Retailers in UK warn of 'inevitable' job losses, shop closures following budget tax hikes
Bank of England governor acknowledges retailers’ concerns, agreeing that changes could impact jobs
LONDON
Some of the UK’s largest retailers have warned that rising costs, exacerbated by recent tax hikes in the budget, will lead to inevitable job losses, shop closures, and higher prices for consumers.
Tesco, Amazon, Greggs, Next, and dozens of other retail giants have joined forces to urge the Treasury to reconsider these measures.
In a joint letter to Chancellor Rachel Reeves, 81 leading retailers, including Aldi, Asda, Boots, and Sainsbury’s, expressed their concerns about the "cumulative burden" of policies that could add over £7 billion a year in costs to a sector already grappling with tight profit margins of just 3% to 5%.
The signatories warned that the changes would make it impossible to absorb these costs, leading to inflation, slower wage growth, and reduced job opportunities, particularly for young people.
A key focus of the retailers’ criticism is the employer National Insurance (NI) tax increase, introduced in the budget.

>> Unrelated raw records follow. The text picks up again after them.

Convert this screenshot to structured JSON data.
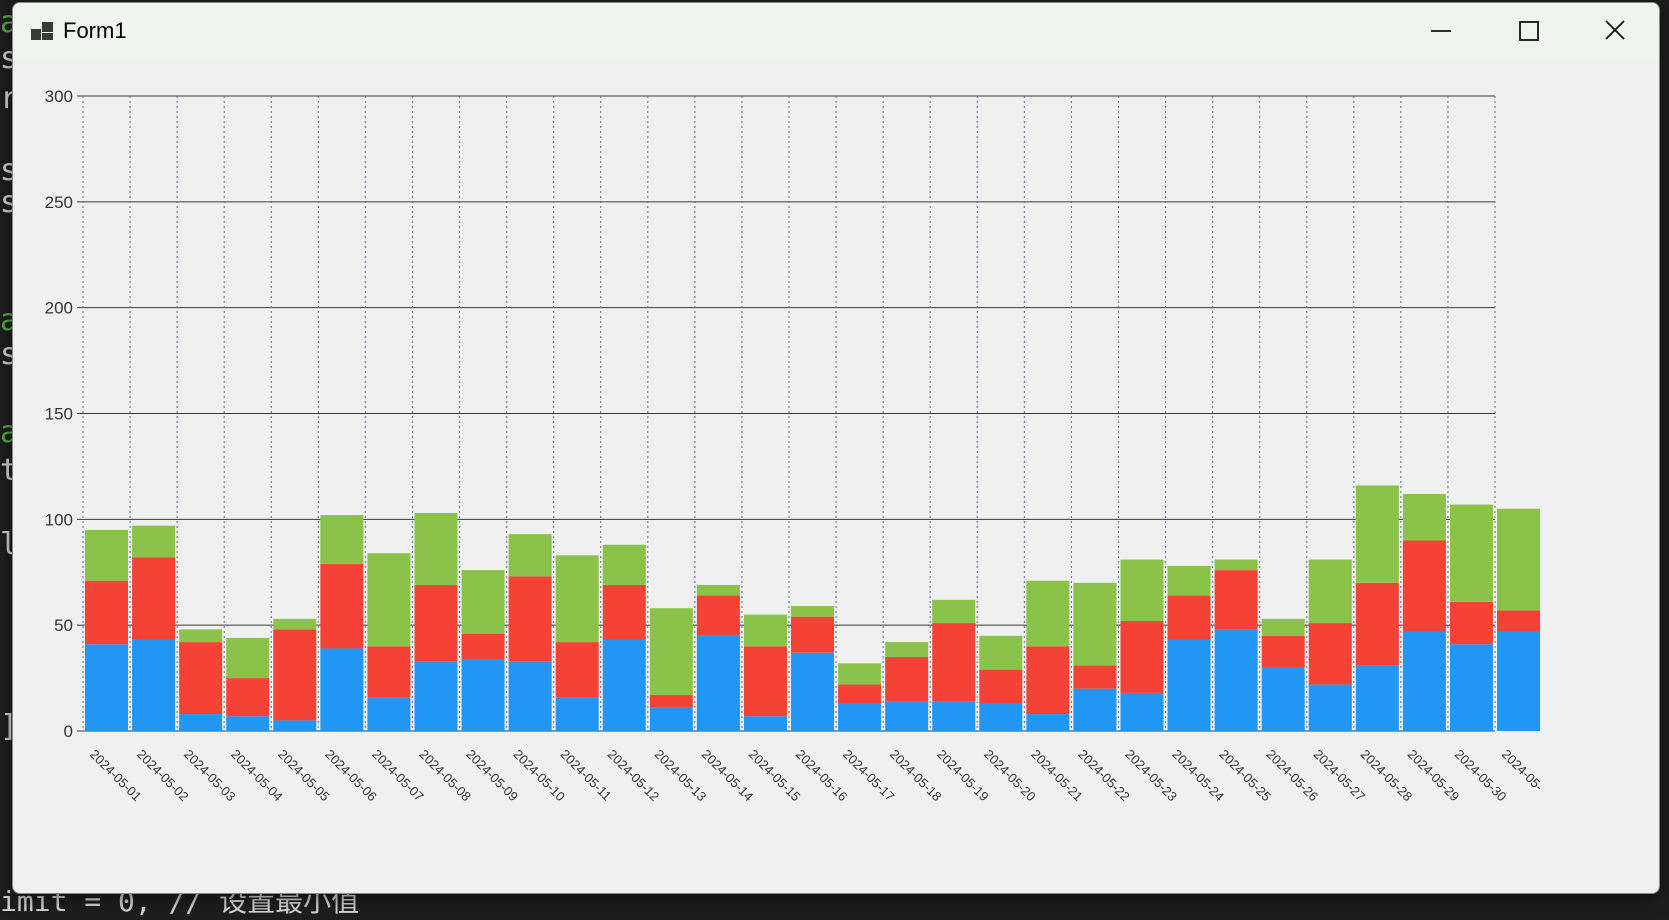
{
  "window": {
    "title": "Form1"
  },
  "window_controls": {
    "minimize_icon": "minimize-icon",
    "maximize_icon": "maximize-icon",
    "close_icon": "close-icon"
  },
  "background_code": {
    "bottom_line": "imit = 0, // 设置最小值"
  },
  "colors": {
    "series_blue": "#2196f3",
    "series_red": "#f44336",
    "series_green": "#8bc34a",
    "grid_major": "#3a3a3a",
    "grid_vertical": "#5a6a90",
    "background": "#f0f0f0"
  },
  "chart_data": {
    "type": "bar",
    "stacked": true,
    "ylim": [
      0,
      300
    ],
    "yticks": [
      0,
      50,
      100,
      150,
      200,
      250,
      300
    ],
    "grid": {
      "horizontal": "solid",
      "vertical": "dotted"
    },
    "legend": "none",
    "categories": [
      "2024-05-01",
      "2024-05-02",
      "2024-05-03",
      "2024-05-04",
      "2024-05-05",
      "2024-05-06",
      "2024-05-07",
      "2024-05-08",
      "2024-05-09",
      "2024-05-10",
      "2024-05-11",
      "2024-05-12",
      "2024-05-13",
      "2024-05-14",
      "2024-05-15",
      "2024-05-16",
      "2024-05-17",
      "2024-05-18",
      "2024-05-19",
      "2024-05-20",
      "2024-05-21",
      "2024-05-22",
      "2024-05-23",
      "2024-05-24",
      "2024-05-25",
      "2024-05-26",
      "2024-05-27",
      "2024-05-28",
      "2024-05-29",
      "2024-05-30",
      "2024-05-"
    ],
    "series": [
      {
        "color": "#2196f3",
        "values": [
          41,
          43,
          8,
          7,
          5,
          39,
          16,
          33,
          34,
          33,
          16,
          43,
          11,
          45,
          7,
          37,
          13,
          14,
          14,
          13,
          8,
          20,
          18,
          43,
          48,
          30,
          22,
          31,
          47,
          41,
          47
        ]
      },
      {
        "color": "#f44336",
        "values": [
          30,
          39,
          34,
          18,
          43,
          40,
          24,
          36,
          12,
          40,
          26,
          26,
          6,
          19,
          33,
          17,
          9,
          21,
          37,
          16,
          32,
          11,
          34,
          21,
          28,
          15,
          29,
          39,
          43,
          20,
          10
        ]
      },
      {
        "color": "#8bc34a",
        "values": [
          24,
          15,
          6,
          19,
          5,
          23,
          44,
          34,
          30,
          20,
          41,
          19,
          41,
          5,
          15,
          5,
          10,
          7,
          11,
          16,
          31,
          39,
          29,
          14,
          5,
          8,
          30,
          46,
          22,
          46,
          48
        ]
      }
    ]
  }
}
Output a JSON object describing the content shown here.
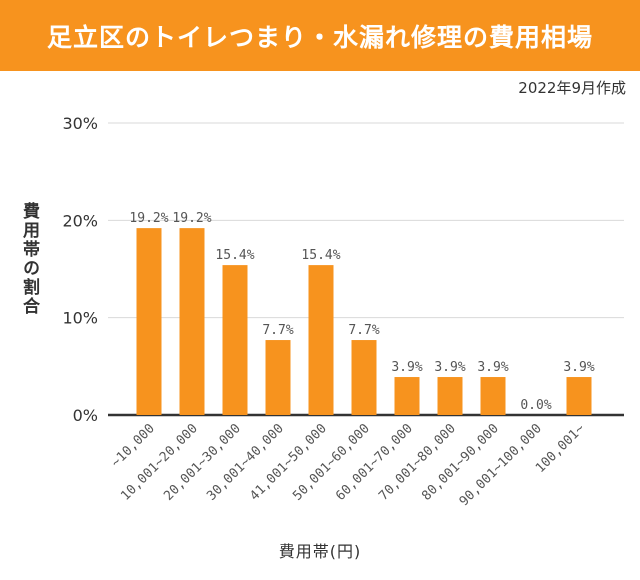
{
  "header": {
    "title": "足立区のトイレつまり・水漏れ修理の費用相場"
  },
  "meta": {
    "date": "2022年9月作成"
  },
  "colors": {
    "accent": "#F7931E",
    "bar": "#F7931E",
    "grid": "#d9d9d9",
    "axis": "#333333"
  },
  "chart_data": {
    "type": "bar",
    "title": "足立区のトイレつまり・水漏れ修理の費用相場",
    "xlabel": "費用帯(円)",
    "ylabel": "費用帯の割合",
    "ylim": [
      0,
      30
    ],
    "yticks": [
      0,
      10,
      20,
      30
    ],
    "ytick_labels": [
      "0%",
      "10%",
      "20%",
      "30%"
    ],
    "grid": true,
    "categories": [
      "~10,000",
      "10,001~20,000",
      "20,001~30,000",
      "30,001~40,000",
      "41,001~50,000",
      "50,001~60,000",
      "60,001~70,000",
      "70,001~80,000",
      "80,001~90,000",
      "90,001~100,000",
      "100,001~"
    ],
    "values": [
      19.2,
      19.2,
      15.4,
      7.7,
      15.4,
      7.7,
      3.9,
      3.9,
      3.9,
      0.0,
      3.9
    ],
    "data_labels": [
      "19.2%",
      "19.2%",
      "15.4%",
      "7.7%",
      "15.4%",
      "7.7%",
      "3.9%",
      "3.9%",
      "3.9%",
      "0.0%",
      "3.9%"
    ]
  }
}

Bank of England Governor Andrew Bailey acknowledged the retailers’ concerns during a Treasury Committee hearing on Tuesday, agreeing that the changes could impact jobs.

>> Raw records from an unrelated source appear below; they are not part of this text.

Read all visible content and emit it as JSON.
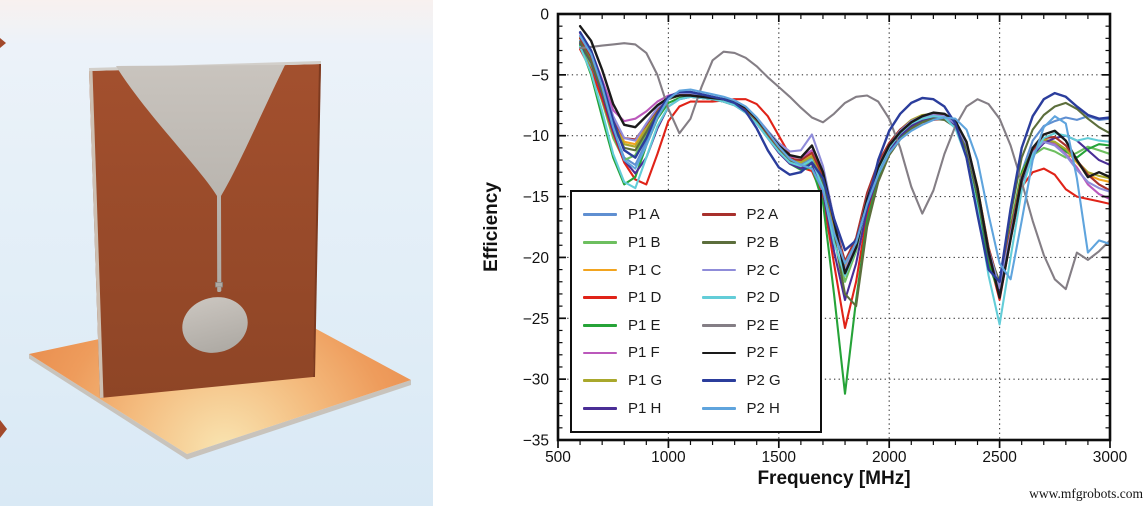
{
  "watermark": "www.mfgrobots.com",
  "antenna": {
    "bg_top": "#f8f1ef",
    "bg_upper": "#ecf2f9",
    "bg_mid": "#e6f0f8",
    "bg_bottom": "#d9e9f5",
    "board_top": "#a3502e",
    "board_bottom": "#8e4526",
    "board_edge": "#d2cfca",
    "board_side": "#cdbfb2",
    "board_right_edge": "#7d3a1f",
    "metal_top": "#c9c4be",
    "metal_bottom": "#aeaaa4",
    "ground_highlight": "#f9e5b2",
    "ground_mid": "#f4bd80",
    "ground_orange": "#ee9c5c",
    "ground_deep": "#e98e4f",
    "ground_edge": "#c8c3bc",
    "sliver": "#a2492b"
  },
  "chart_data": {
    "type": "line",
    "title": "",
    "xlabel": "Frequency [MHz]",
    "ylabel": "Efficiency",
    "xlim": [
      500,
      3000
    ],
    "ylim": [
      -35,
      0
    ],
    "xticks": [
      500,
      1000,
      1500,
      2000,
      2500,
      3000
    ],
    "yticks": [
      0,
      -5,
      -10,
      -15,
      -20,
      -25,
      -30,
      -35
    ],
    "grid": "dotted major gridlines",
    "legend_position": "lower-left, 2 columns",
    "x": [
      600,
      650,
      700,
      750,
      800,
      850,
      900,
      950,
      1000,
      1050,
      1100,
      1150,
      1200,
      1250,
      1300,
      1350,
      1400,
      1450,
      1500,
      1550,
      1600,
      1650,
      1700,
      1750,
      1800,
      1850,
      1900,
      1950,
      2000,
      2050,
      2100,
      2150,
      2200,
      2250,
      2300,
      2350,
      2400,
      2450,
      2500,
      2550,
      2600,
      2650,
      2700,
      2750,
      2800,
      2850,
      2900,
      2950,
      3000
    ],
    "series": [
      {
        "name": "P1 A",
        "color": "#5f8fd1",
        "values": [
          -2.2,
          -3.8,
          -6.5,
          -9.5,
          -11.8,
          -12.4,
          -10.5,
          -8.2,
          -7.0,
          -6.5,
          -6.4,
          -6.6,
          -6.8,
          -7.0,
          -7.2,
          -7.7,
          -8.6,
          -9.8,
          -11.0,
          -12.0,
          -12.4,
          -11.8,
          -13.8,
          -17.8,
          -21.0,
          -19.0,
          -15.2,
          -12.6,
          -10.9,
          -9.7,
          -8.9,
          -8.5,
          -8.3,
          -8.4,
          -9.0,
          -10.8,
          -14.5,
          -19.5,
          -22.8,
          -18.2,
          -13.0,
          -10.4,
          -9.2,
          -8.8,
          -8.5,
          -8.7,
          -8.4,
          -8.7,
          -8.6
        ]
      },
      {
        "name": "P1 B",
        "color": "#6dbf5f",
        "values": [
          -2.6,
          -4.4,
          -7.2,
          -10.2,
          -12.0,
          -11.6,
          -9.8,
          -8.0,
          -7.0,
          -6.7,
          -6.7,
          -6.9,
          -7.0,
          -7.1,
          -7.4,
          -8.0,
          -8.8,
          -10.0,
          -11.2,
          -12.1,
          -12.6,
          -12.2,
          -14.2,
          -18.5,
          -22.0,
          -19.5,
          -15.5,
          -12.8,
          -11.0,
          -9.8,
          -9.0,
          -8.6,
          -8.4,
          -8.5,
          -9.2,
          -11.2,
          -15.0,
          -20.0,
          -22.8,
          -17.8,
          -13.4,
          -11.6,
          -11.0,
          -11.3,
          -11.8,
          -11.4,
          -10.9,
          -11.2,
          -11.5
        ]
      },
      {
        "name": "P1 C",
        "color": "#f2a41f",
        "values": [
          -1.9,
          -3.4,
          -6.0,
          -8.8,
          -10.5,
          -10.7,
          -9.2,
          -7.8,
          -6.9,
          -6.6,
          -6.6,
          -6.8,
          -6.9,
          -7.0,
          -7.3,
          -7.8,
          -8.7,
          -9.9,
          -11.0,
          -11.9,
          -12.1,
          -11.5,
          -13.4,
          -17.2,
          -20.8,
          -18.8,
          -15.0,
          -12.4,
          -10.7,
          -9.6,
          -8.8,
          -8.4,
          -8.2,
          -8.3,
          -8.9,
          -10.6,
          -14.2,
          -19.2,
          -22.4,
          -17.6,
          -13.2,
          -11.2,
          -10.4,
          -10.6,
          -11.2,
          -12.2,
          -13.2,
          -13.6,
          -13.8
        ]
      },
      {
        "name": "P1 D",
        "color": "#e02318",
        "values": [
          -2.9,
          -4.6,
          -7.0,
          -9.8,
          -12.2,
          -13.6,
          -14.0,
          -11.5,
          -8.8,
          -7.6,
          -7.2,
          -7.2,
          -7.2,
          -7.1,
          -7.0,
          -7.0,
          -7.4,
          -8.4,
          -10.0,
          -11.6,
          -12.6,
          -12.9,
          -15.0,
          -20.5,
          -25.8,
          -22.0,
          -16.5,
          -13.4,
          -11.4,
          -10.2,
          -9.4,
          -8.9,
          -8.7,
          -8.6,
          -9.0,
          -10.8,
          -14.8,
          -20.0,
          -23.5,
          -18.5,
          -14.2,
          -13.0,
          -12.7,
          -13.2,
          -14.4,
          -15.0,
          -15.2,
          -15.4,
          -15.6
        ]
      },
      {
        "name": "P1 E",
        "color": "#26a338",
        "values": [
          -2.5,
          -5.0,
          -8.5,
          -11.8,
          -14.0,
          -13.4,
          -10.8,
          -8.6,
          -7.3,
          -6.9,
          -6.8,
          -6.9,
          -7.0,
          -7.1,
          -7.4,
          -8.0,
          -8.9,
          -10.1,
          -11.3,
          -12.3,
          -12.8,
          -12.6,
          -15.5,
          -23.0,
          -31.2,
          -23.5,
          -17.0,
          -13.6,
          -11.5,
          -10.2,
          -9.3,
          -8.8,
          -8.5,
          -8.5,
          -9.1,
          -11.0,
          -15.2,
          -20.5,
          -23.0,
          -17.5,
          -13.0,
          -11.2,
          -10.4,
          -10.6,
          -11.3,
          -11.8,
          -11.1,
          -10.7,
          -10.8
        ]
      },
      {
        "name": "P1 F",
        "color": "#bb58bb",
        "values": [
          -1.6,
          -3.0,
          -5.4,
          -7.9,
          -8.8,
          -8.6,
          -8.0,
          -7.2,
          -6.7,
          -6.5,
          -6.5,
          -6.7,
          -6.9,
          -7.0,
          -7.3,
          -7.8,
          -8.7,
          -9.8,
          -10.9,
          -11.7,
          -11.8,
          -11.2,
          -13.2,
          -17.0,
          -21.5,
          -19.2,
          -15.3,
          -12.7,
          -10.9,
          -9.7,
          -8.9,
          -8.5,
          -8.3,
          -8.4,
          -9.0,
          -10.8,
          -14.4,
          -19.4,
          -22.6,
          -18.0,
          -13.6,
          -11.3,
          -10.5,
          -10.7,
          -11.5,
          -12.6,
          -14.0,
          -14.8,
          -15.2
        ]
      },
      {
        "name": "P1 G",
        "color": "#a9a82c",
        "values": [
          -2.0,
          -3.6,
          -6.2,
          -9.0,
          -10.7,
          -10.9,
          -9.4,
          -7.9,
          -6.9,
          -6.6,
          -6.6,
          -6.8,
          -7.0,
          -7.1,
          -7.4,
          -7.9,
          -8.8,
          -10.0,
          -11.1,
          -12.0,
          -12.2,
          -11.7,
          -13.6,
          -17.5,
          -20.5,
          -18.6,
          -14.8,
          -12.3,
          -10.6,
          -9.5,
          -8.7,
          -8.3,
          -8.2,
          -8.3,
          -8.9,
          -10.7,
          -14.3,
          -19.3,
          -22.5,
          -17.7,
          -13.3,
          -11.1,
          -10.3,
          -10.5,
          -11.1,
          -12.1,
          -13.0,
          -13.3,
          -13.5
        ]
      },
      {
        "name": "P1 H",
        "color": "#4a2e96",
        "values": [
          -2.4,
          -4.0,
          -6.6,
          -9.6,
          -12.0,
          -13.1,
          -11.8,
          -9.4,
          -7.6,
          -7.0,
          -6.8,
          -6.9,
          -7.0,
          -7.2,
          -7.5,
          -8.1,
          -9.0,
          -10.2,
          -11.4,
          -12.3,
          -12.7,
          -12.3,
          -14.6,
          -19.5,
          -23.5,
          -20.5,
          -16.0,
          -13.2,
          -11.2,
          -10.0,
          -9.2,
          -8.7,
          -8.5,
          -8.6,
          -9.2,
          -11.0,
          -14.8,
          -19.8,
          -22.7,
          -18.2,
          -13.8,
          -11.6,
          -10.6,
          -10.2,
          -10.0,
          -10.4,
          -11.2,
          -12.0,
          -12.4
        ]
      },
      {
        "name": "P2 A",
        "color": "#a8302c",
        "values": [
          -2.0,
          -3.5,
          -6.0,
          -8.7,
          -10.2,
          -10.3,
          -9.1,
          -7.8,
          -6.9,
          -6.6,
          -6.6,
          -6.8,
          -6.9,
          -7.1,
          -7.3,
          -7.8,
          -8.7,
          -9.9,
          -11.0,
          -11.9,
          -12.0,
          -11.4,
          -13.3,
          -17.1,
          -20.3,
          -18.4,
          -14.7,
          -12.2,
          -10.6,
          -9.5,
          -8.8,
          -8.4,
          -8.2,
          -8.3,
          -8.9,
          -10.6,
          -14.3,
          -19.2,
          -22.3,
          -17.8,
          -13.5,
          -11.2,
          -10.2,
          -10.1,
          -10.8,
          -12.0,
          -13.2,
          -14.0,
          -14.5
        ]
      },
      {
        "name": "P2 B",
        "color": "#5c6e3c",
        "values": [
          -2.3,
          -3.9,
          -6.4,
          -9.2,
          -11.0,
          -11.2,
          -9.7,
          -8.1,
          -7.0,
          -6.7,
          -6.7,
          -6.9,
          -7.0,
          -7.2,
          -7.5,
          -8.0,
          -8.9,
          -10.1,
          -11.2,
          -12.1,
          -12.5,
          -12.0,
          -14.0,
          -18.2,
          -23.0,
          -24.0,
          -17.5,
          -13.8,
          -11.6,
          -10.3,
          -9.4,
          -8.9,
          -8.6,
          -8.7,
          -9.3,
          -11.1,
          -14.9,
          -19.6,
          -22.0,
          -16.5,
          -11.8,
          -9.5,
          -8.3,
          -7.6,
          -7.3,
          -7.8,
          -8.6,
          -9.3,
          -9.8
        ]
      },
      {
        "name": "P2 C",
        "color": "#8f8cd9",
        "values": [
          -1.8,
          -3.2,
          -5.7,
          -8.4,
          -10.2,
          -10.4,
          -9.0,
          -7.7,
          -6.8,
          -6.5,
          -6.5,
          -6.7,
          -6.9,
          -7.0,
          -7.2,
          -7.7,
          -8.5,
          -9.6,
          -10.6,
          -11.3,
          -11.2,
          -9.9,
          -12.5,
          -16.8,
          -21.0,
          -19.0,
          -15.1,
          -12.5,
          -10.8,
          -9.6,
          -8.8,
          -8.4,
          -8.3,
          -8.4,
          -9.0,
          -10.7,
          -14.4,
          -19.4,
          -22.5,
          -18.1,
          -13.7,
          -11.4,
          -10.5,
          -10.8,
          -11.6,
          -12.8,
          -13.8,
          -14.3,
          -14.6
        ]
      },
      {
        "name": "P2 D",
        "color": "#63cdd8",
        "values": [
          -2.7,
          -4.8,
          -8.0,
          -11.5,
          -13.8,
          -14.3,
          -11.8,
          -9.2,
          -7.6,
          -7.0,
          -6.8,
          -6.9,
          -7.0,
          -7.2,
          -7.5,
          -8.1,
          -9.0,
          -10.2,
          -11.3,
          -12.2,
          -12.5,
          -12.0,
          -14.3,
          -18.8,
          -21.5,
          -19.3,
          -15.4,
          -12.8,
          -11.0,
          -9.8,
          -9.0,
          -8.6,
          -8.4,
          -8.5,
          -9.4,
          -11.8,
          -16.0,
          -21.5,
          -25.5,
          -20.0,
          -14.5,
          -11.6,
          -10.2,
          -9.8,
          -10.0,
          -10.4,
          -10.2,
          -10.4,
          -10.5
        ]
      },
      {
        "name": "P2 E",
        "color": "#847e85",
        "values": [
          -2.8,
          -2.7,
          -2.6,
          -2.5,
          -2.4,
          -2.5,
          -3.2,
          -5.0,
          -7.8,
          -9.8,
          -8.6,
          -6.0,
          -3.8,
          -3.1,
          -3.2,
          -3.6,
          -4.3,
          -5.2,
          -6.0,
          -6.8,
          -7.7,
          -8.5,
          -8.9,
          -8.2,
          -7.3,
          -6.8,
          -6.7,
          -7.2,
          -8.6,
          -11.0,
          -14.2,
          -16.4,
          -14.5,
          -11.5,
          -9.2,
          -7.6,
          -7.0,
          -7.4,
          -8.6,
          -10.8,
          -13.8,
          -17.0,
          -19.8,
          -21.8,
          -22.6,
          -19.6,
          -20.2,
          -19.5,
          -18.6
        ]
      },
      {
        "name": "P2 F",
        "color": "#1a1a1a",
        "values": [
          -1.0,
          -2.2,
          -4.6,
          -7.4,
          -9.1,
          -9.3,
          -8.4,
          -7.5,
          -6.9,
          -6.7,
          -6.7,
          -6.8,
          -6.9,
          -7.0,
          -7.2,
          -7.7,
          -8.6,
          -9.7,
          -10.8,
          -11.6,
          -11.8,
          -10.8,
          -13.0,
          -17.0,
          -21.3,
          -19.2,
          -15.2,
          -12.6,
          -10.8,
          -9.7,
          -8.9,
          -8.4,
          -8.1,
          -8.2,
          -8.8,
          -10.5,
          -14.3,
          -19.5,
          -23.3,
          -18.5,
          -13.6,
          -11.0,
          -9.9,
          -9.6,
          -10.4,
          -12.0,
          -13.4,
          -13.0,
          -13.4
        ]
      },
      {
        "name": "P2 G",
        "color": "#2b3d9c",
        "values": [
          -1.5,
          -3.0,
          -5.6,
          -8.8,
          -11.2,
          -11.8,
          -10.2,
          -8.2,
          -6.8,
          -6.4,
          -6.4,
          -6.6,
          -6.8,
          -7.0,
          -7.3,
          -8.0,
          -9.4,
          -11.2,
          -12.6,
          -13.2,
          -13.0,
          -12.2,
          -13.5,
          -16.8,
          -19.4,
          -18.6,
          -15.8,
          -12.0,
          -9.6,
          -8.2,
          -7.3,
          -6.9,
          -7.0,
          -7.6,
          -9.0,
          -11.8,
          -16.5,
          -21.0,
          -22.0,
          -16.0,
          -11.0,
          -8.4,
          -7.0,
          -6.5,
          -6.8,
          -7.6,
          -8.3,
          -8.6,
          -8.5
        ]
      },
      {
        "name": "P2 H",
        "color": "#5fa4dd",
        "values": [
          -1.8,
          -3.3,
          -6.0,
          -9.3,
          -12.0,
          -12.7,
          -10.8,
          -8.5,
          -7.0,
          -6.3,
          -6.2,
          -6.4,
          -6.6,
          -6.8,
          -7.1,
          -7.6,
          -8.5,
          -9.7,
          -10.9,
          -11.9,
          -12.4,
          -12.7,
          -14.5,
          -18.0,
          -20.5,
          -18.8,
          -15.6,
          -13.2,
          -11.4,
          -10.3,
          -9.6,
          -9.1,
          -8.7,
          -8.5,
          -8.6,
          -9.5,
          -12.0,
          -16.5,
          -20.5,
          -21.8,
          -17.0,
          -12.0,
          -9.3,
          -8.4,
          -9.0,
          -13.5,
          -19.6,
          -18.6,
          -18.9
        ]
      }
    ]
  }
}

Bailey warned that the tax hike could result in higher inflation, slower wage growth, or increased unemployment, adding that the bank would take a "gradual" approach to interest rate cuts in light of these pressures.

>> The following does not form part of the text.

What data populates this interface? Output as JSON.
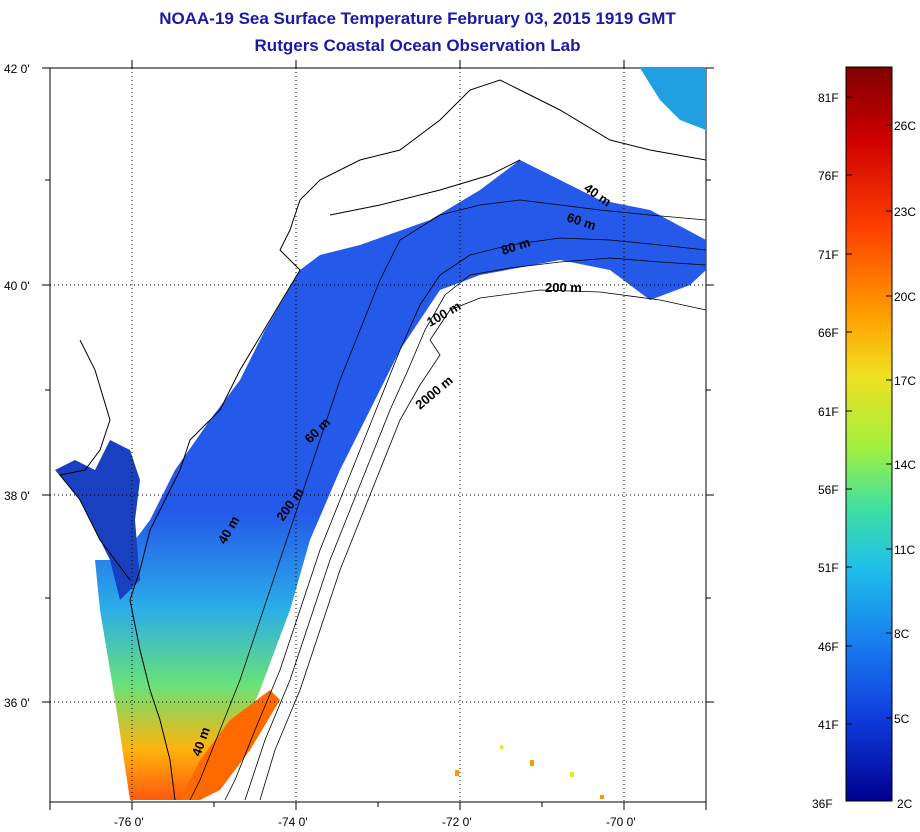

Retail and hospitality businesses, which employ large numbers of young workers and are already bracing for a significant rise in the minimum wage next year, are expected to bear the brunt of these changes.
The letter from the British Retail Consortium (BRC) emphasized the speed and scale of the cost increases, calling them "unmanageable."
"The effect will be to increase inflation, slow pay growth, cause shop closures, and reduce jobs, especially at the entry level," the letter stated.
The government has defended its tax increases as necessary to safeguard public services and has received backing from trade unions for its minimum wage rise, which includes a notable boost for younger workers and apprentices.
However, the measures have drawn sharp criticism from the business community.